It’s Research Wednesday! Where I share the latest, or most fascinating, in the science of friendship.
“Good social relationships in your youth might translate to happiness as an adult, while doing well in school seems to have little influence on well-being later in life, new research suggests.” (“Why Being Social In Youth Is Linked To Adult Happiness”; LiveScience.com 8/2/2012)
Let me start by saying one thing: I don’t have kids.
That seems a necessary disclaimer for a post like this. Because I want to be very clear that I’m not telling you how to raise your kids. I don’t have kids, so who am I to give advice?
Ok. Now that we have that out of the way, let’s talk about this study. “The study is based on 32 years’ worth of data for 804 people who participated in the Dunedin Multidisciplinary Health and Development Study (DMHDS) in New Zealand. … The researchers reported a strong ‘pathway’ from child and adolescent social connectedness to adult well-being and happiness.” In fact, the pathway from childhood sociability to adult happiness is stronger than the link between academic achievement or early language development and happiness.

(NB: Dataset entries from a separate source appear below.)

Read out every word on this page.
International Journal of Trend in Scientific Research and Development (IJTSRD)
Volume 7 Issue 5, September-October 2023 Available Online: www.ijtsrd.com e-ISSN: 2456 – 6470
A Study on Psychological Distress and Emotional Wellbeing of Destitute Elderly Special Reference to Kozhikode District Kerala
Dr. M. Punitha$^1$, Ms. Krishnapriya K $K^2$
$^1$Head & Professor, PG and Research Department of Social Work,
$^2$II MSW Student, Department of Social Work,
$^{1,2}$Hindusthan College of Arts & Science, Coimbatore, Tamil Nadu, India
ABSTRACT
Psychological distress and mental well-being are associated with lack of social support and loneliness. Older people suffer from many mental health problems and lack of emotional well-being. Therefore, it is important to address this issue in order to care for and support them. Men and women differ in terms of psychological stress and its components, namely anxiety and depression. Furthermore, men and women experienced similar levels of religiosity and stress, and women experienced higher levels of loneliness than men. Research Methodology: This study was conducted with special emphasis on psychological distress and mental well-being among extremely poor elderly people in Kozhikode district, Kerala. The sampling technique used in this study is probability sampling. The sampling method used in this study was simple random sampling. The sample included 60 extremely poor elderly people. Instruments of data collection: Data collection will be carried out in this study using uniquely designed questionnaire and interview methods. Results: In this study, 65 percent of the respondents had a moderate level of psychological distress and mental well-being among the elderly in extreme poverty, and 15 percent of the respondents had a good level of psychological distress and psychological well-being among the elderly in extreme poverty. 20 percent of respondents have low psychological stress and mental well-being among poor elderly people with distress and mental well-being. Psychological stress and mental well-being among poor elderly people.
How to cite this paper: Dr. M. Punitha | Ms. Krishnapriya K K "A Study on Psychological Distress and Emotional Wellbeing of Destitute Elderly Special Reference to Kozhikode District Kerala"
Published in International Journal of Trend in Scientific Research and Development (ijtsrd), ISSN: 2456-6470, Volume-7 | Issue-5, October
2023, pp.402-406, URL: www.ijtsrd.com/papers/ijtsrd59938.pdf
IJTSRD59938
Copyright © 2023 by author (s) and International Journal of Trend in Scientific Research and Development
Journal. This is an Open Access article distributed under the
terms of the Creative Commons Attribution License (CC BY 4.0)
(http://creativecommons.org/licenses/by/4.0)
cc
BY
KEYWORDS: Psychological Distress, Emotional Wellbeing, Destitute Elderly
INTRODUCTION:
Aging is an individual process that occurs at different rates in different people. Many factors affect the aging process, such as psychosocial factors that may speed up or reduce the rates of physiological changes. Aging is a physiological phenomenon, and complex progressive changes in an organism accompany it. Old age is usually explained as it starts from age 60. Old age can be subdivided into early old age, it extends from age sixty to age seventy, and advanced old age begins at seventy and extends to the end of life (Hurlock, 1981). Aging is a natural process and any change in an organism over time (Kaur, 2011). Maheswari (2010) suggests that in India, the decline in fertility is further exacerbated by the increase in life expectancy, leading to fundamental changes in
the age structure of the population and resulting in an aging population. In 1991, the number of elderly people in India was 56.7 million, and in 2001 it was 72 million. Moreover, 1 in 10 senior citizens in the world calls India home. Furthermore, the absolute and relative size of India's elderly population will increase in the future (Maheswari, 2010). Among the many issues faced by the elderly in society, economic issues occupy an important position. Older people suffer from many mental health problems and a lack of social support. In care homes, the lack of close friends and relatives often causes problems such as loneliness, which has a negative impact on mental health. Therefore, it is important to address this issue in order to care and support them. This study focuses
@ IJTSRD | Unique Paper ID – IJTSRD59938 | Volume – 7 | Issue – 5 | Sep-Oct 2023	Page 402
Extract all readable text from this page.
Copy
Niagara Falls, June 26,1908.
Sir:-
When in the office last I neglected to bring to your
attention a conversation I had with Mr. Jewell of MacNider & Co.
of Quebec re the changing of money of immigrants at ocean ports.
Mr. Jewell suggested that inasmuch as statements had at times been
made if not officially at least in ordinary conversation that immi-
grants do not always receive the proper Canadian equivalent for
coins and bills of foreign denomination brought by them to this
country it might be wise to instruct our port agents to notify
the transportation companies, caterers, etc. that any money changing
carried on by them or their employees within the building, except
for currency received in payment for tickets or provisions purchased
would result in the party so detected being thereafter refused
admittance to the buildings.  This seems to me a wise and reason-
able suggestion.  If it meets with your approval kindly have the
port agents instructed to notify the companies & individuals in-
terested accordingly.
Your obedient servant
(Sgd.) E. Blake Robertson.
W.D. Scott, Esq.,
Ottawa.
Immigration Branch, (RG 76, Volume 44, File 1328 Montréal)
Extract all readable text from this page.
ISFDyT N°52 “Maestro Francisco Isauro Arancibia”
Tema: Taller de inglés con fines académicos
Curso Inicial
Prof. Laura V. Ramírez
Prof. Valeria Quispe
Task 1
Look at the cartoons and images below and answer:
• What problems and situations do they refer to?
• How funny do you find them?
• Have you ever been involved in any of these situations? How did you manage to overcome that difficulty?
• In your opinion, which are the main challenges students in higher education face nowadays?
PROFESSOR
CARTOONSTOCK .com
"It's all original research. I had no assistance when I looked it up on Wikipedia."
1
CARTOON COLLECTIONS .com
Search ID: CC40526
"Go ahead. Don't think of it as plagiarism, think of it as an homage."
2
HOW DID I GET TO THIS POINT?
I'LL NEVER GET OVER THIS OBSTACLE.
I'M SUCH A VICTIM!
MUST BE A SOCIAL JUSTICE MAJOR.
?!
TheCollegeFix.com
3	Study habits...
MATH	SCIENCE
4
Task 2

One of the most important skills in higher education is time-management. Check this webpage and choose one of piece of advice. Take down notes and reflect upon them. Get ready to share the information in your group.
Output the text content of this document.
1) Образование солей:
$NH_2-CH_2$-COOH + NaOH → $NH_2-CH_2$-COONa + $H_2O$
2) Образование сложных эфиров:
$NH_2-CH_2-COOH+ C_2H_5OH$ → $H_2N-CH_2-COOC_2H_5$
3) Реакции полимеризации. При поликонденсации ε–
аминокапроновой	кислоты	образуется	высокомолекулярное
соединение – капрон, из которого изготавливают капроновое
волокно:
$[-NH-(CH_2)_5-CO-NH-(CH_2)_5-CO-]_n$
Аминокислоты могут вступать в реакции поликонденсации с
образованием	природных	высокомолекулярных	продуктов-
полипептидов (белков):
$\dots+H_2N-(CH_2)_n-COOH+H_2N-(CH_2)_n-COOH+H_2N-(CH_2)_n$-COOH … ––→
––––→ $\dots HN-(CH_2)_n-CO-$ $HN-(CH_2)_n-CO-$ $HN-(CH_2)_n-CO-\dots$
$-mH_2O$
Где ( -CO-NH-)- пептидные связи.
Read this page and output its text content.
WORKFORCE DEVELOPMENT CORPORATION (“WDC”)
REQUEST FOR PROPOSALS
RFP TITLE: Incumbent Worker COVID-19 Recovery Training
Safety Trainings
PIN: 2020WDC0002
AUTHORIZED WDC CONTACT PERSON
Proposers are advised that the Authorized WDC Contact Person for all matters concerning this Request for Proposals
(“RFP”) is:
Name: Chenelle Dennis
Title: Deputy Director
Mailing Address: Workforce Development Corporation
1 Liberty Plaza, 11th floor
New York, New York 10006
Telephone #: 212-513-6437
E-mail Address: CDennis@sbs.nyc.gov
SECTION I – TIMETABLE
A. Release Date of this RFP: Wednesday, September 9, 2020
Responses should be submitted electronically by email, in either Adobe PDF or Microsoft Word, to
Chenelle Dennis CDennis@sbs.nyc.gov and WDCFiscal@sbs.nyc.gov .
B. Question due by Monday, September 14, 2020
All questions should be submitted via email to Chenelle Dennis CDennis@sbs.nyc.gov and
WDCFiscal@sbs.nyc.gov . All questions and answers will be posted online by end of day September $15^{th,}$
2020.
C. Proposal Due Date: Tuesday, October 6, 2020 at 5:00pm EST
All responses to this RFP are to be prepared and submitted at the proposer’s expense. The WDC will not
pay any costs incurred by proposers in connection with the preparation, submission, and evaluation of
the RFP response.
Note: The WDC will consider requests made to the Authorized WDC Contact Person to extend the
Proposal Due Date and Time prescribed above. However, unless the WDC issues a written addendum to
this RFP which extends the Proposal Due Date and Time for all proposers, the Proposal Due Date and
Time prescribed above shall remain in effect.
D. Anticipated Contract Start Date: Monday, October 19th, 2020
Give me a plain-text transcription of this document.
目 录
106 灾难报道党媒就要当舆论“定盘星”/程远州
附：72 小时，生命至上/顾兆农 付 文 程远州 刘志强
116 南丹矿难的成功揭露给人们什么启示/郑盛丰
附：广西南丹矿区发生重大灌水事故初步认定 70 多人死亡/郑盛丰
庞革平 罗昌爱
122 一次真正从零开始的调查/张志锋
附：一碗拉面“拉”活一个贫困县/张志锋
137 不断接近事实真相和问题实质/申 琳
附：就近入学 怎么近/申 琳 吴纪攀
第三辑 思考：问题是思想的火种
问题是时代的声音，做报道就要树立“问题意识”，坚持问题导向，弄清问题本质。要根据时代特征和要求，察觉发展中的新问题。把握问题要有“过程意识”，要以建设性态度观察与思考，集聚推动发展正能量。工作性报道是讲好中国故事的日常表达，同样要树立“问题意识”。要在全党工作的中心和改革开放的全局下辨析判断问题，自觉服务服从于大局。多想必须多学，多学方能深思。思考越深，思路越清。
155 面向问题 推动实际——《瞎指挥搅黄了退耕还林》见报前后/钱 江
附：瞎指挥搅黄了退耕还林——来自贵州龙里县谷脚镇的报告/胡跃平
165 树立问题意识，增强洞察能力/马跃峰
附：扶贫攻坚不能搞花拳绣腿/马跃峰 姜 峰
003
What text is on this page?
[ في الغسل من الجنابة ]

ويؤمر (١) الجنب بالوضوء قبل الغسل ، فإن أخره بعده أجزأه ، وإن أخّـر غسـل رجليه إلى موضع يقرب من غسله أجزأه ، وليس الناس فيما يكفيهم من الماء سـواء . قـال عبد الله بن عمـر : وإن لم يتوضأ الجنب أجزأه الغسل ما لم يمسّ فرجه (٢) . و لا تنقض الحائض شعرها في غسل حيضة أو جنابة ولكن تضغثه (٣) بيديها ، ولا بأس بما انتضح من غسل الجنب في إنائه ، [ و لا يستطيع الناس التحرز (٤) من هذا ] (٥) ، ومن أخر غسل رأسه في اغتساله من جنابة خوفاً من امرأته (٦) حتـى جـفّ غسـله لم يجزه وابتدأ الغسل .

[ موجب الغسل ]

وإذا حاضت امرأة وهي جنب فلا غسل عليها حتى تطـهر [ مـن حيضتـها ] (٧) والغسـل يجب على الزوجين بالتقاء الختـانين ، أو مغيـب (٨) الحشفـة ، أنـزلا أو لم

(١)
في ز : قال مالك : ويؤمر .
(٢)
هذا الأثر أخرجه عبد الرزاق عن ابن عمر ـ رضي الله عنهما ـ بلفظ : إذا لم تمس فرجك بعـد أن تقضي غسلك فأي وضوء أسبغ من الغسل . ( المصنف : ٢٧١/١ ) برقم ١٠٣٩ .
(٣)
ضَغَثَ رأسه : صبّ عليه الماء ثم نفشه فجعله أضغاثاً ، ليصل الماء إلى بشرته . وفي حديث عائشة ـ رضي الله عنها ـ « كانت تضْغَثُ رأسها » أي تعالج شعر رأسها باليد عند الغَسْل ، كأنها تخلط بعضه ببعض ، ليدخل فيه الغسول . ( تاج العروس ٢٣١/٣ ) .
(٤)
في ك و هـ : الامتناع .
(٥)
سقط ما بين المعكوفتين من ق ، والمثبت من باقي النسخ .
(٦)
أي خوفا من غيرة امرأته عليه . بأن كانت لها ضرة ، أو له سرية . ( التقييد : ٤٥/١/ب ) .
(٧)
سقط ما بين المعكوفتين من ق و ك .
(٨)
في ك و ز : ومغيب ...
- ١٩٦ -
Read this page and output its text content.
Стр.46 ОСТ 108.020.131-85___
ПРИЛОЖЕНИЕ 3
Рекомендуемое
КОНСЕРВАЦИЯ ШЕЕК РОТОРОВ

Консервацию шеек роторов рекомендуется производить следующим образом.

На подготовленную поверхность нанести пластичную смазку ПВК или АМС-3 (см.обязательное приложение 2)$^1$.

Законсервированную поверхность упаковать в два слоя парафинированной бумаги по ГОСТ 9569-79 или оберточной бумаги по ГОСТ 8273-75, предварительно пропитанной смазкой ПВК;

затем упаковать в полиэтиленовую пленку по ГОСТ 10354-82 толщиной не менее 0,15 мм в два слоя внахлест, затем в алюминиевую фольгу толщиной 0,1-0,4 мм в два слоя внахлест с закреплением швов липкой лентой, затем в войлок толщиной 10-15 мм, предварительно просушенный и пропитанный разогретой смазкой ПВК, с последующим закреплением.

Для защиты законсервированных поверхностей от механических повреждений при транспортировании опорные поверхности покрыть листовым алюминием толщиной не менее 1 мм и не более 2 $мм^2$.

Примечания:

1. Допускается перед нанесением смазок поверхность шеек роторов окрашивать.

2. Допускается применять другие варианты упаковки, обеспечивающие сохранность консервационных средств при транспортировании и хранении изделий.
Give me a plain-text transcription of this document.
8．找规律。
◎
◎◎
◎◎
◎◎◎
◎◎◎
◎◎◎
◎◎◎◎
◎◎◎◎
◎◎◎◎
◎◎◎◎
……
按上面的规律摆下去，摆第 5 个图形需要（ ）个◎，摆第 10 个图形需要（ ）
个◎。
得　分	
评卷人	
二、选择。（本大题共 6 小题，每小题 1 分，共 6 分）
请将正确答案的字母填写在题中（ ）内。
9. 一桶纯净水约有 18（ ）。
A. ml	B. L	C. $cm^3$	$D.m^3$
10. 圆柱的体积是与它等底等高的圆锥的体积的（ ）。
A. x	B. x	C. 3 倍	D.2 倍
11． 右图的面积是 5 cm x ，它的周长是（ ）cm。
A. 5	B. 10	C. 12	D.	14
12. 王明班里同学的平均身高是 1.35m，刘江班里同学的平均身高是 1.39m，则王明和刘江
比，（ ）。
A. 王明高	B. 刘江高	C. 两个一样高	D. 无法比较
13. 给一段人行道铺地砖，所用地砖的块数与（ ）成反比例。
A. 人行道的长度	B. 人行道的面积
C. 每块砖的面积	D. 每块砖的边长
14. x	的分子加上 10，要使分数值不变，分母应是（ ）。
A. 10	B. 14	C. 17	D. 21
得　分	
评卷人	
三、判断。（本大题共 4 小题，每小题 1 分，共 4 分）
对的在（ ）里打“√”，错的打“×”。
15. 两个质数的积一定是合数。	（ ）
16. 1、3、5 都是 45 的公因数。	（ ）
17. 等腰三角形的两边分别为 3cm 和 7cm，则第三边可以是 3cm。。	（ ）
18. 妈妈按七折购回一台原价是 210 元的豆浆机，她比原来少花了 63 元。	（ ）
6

Interesting. That’s not to say that academic achievement isn’t important — but it isn’t everything.
There’s a lot of pressure on kids these days to do it all–school, sports, arts, volunteer, other things that I probably haven’t even heard of. They’re scheduled down to the minute, with parents spending their weekends chauffeuring from one practice to another. When I was in high school, much of this “doing” was to guarantee a strong college application. I’d like to think that’s not the reason for second graders who spend Saturdays running from gymnastics to swim practice to piano lessons to dance class, but who knows. Still, if this research says anything, it’s that it’s just as important to allow for childhood socializing. In the long run, apparently, that’s what counts.
This research shouldn’t come as a surprise really. We already know that strong adult relationships are a major key to happiness, so why wouldn’t strong childhood relationships correlate in the same way? After all, those who learn young to be social are more likely to continue that behavior into adulthood.
So, all this to say, what’s wrong with letting kids hang out with other kids just for the sake of being social? When I have kids, will I be a horrible mom for putting a greater emphasis on friendship and socializing than, I don’t know, learning to speak German at age 2?
What do you think? Should helping kids socialize be priority numero uno?